The truly revolutionary aspect to the RepRap 3D protyping machine is that it can more or less make copies of itself save for that small Ziplock bag of “high tech” items like small motors and cheap integrated circuits all of which have long been commoditized. This means that you do not need a conventional factory to make it. It can make itself. It can diffuse over a society in a viral manner like peer to peer file sharing rather than a serial manner like conventional consumer appliances. It also means that anybody can start a manufacturing company for US$400 and scale it up and down to match their production levels.

While a RepRap protyping machine can not reach production levels of a conventional production line such as those that China has invested so heavily in during the past few decades it can, for example, make the parts for five very different appliances one after the other with no retooling or setup time whatsoever. Short production runs now means one-of-a-kind rather than several thousand. The concept of the RepRap machine is not known as the “Santa Claus Machine” for nothing.

Open source consumer technology can be expected to share the same characteristics as its software cousins such as Linux.
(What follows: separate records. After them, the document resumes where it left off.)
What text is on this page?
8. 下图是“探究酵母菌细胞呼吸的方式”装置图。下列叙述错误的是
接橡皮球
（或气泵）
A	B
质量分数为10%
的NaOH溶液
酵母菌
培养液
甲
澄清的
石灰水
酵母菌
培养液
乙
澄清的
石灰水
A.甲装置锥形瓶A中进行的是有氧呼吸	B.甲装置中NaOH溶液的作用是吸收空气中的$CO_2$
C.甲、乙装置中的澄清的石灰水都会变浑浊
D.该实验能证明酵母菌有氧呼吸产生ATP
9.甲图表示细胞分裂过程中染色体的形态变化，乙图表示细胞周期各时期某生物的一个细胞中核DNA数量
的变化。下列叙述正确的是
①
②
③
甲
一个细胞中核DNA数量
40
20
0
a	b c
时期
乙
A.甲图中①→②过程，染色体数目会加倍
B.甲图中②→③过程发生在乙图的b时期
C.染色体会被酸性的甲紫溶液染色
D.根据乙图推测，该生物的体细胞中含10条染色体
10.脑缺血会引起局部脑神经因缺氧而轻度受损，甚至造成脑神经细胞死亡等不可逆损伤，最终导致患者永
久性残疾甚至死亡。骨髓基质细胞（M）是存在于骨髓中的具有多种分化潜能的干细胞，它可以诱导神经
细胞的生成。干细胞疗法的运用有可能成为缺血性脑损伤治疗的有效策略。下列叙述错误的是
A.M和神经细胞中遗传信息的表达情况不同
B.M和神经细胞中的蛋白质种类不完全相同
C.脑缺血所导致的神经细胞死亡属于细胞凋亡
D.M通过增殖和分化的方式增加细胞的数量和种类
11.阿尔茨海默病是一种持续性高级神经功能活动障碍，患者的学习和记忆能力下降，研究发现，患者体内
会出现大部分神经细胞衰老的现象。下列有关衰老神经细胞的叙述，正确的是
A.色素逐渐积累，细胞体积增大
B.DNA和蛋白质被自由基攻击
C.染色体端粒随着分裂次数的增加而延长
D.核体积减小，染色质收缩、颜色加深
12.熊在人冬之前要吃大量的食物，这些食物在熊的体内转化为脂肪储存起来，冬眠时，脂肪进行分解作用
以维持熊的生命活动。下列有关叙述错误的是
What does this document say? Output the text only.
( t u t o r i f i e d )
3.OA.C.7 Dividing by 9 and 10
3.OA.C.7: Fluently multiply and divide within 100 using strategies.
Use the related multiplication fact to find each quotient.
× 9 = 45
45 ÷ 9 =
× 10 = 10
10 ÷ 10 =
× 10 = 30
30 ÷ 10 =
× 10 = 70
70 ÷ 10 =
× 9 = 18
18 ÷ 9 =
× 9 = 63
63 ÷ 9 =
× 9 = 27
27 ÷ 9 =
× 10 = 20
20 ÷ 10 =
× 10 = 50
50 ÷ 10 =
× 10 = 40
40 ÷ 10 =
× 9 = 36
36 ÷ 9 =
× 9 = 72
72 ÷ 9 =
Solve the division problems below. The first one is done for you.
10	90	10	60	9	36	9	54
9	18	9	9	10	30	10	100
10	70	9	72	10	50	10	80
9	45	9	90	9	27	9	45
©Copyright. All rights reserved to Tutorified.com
Can you, for example, imagine an open source ink jet printer that requires ink cartridges that cost nearly as much to replace as it would cost to buy a new printer? More than a few industrial business models are in for some very hard times.

China, with its heavy emphasis on low cost manufacturing is headed for big trouble economically. So are consumer appliance manufacturing industries elsewhere.

{published in Agoravox, 26 July 2006}

1 comment:

Forrest Higgs said...

This article was published four years ago.

It is worth noting that Reprap machines are entering their third generation now and there are thousands of them in use.

The price to build a second generation Mendel Reprap printer is about US$500.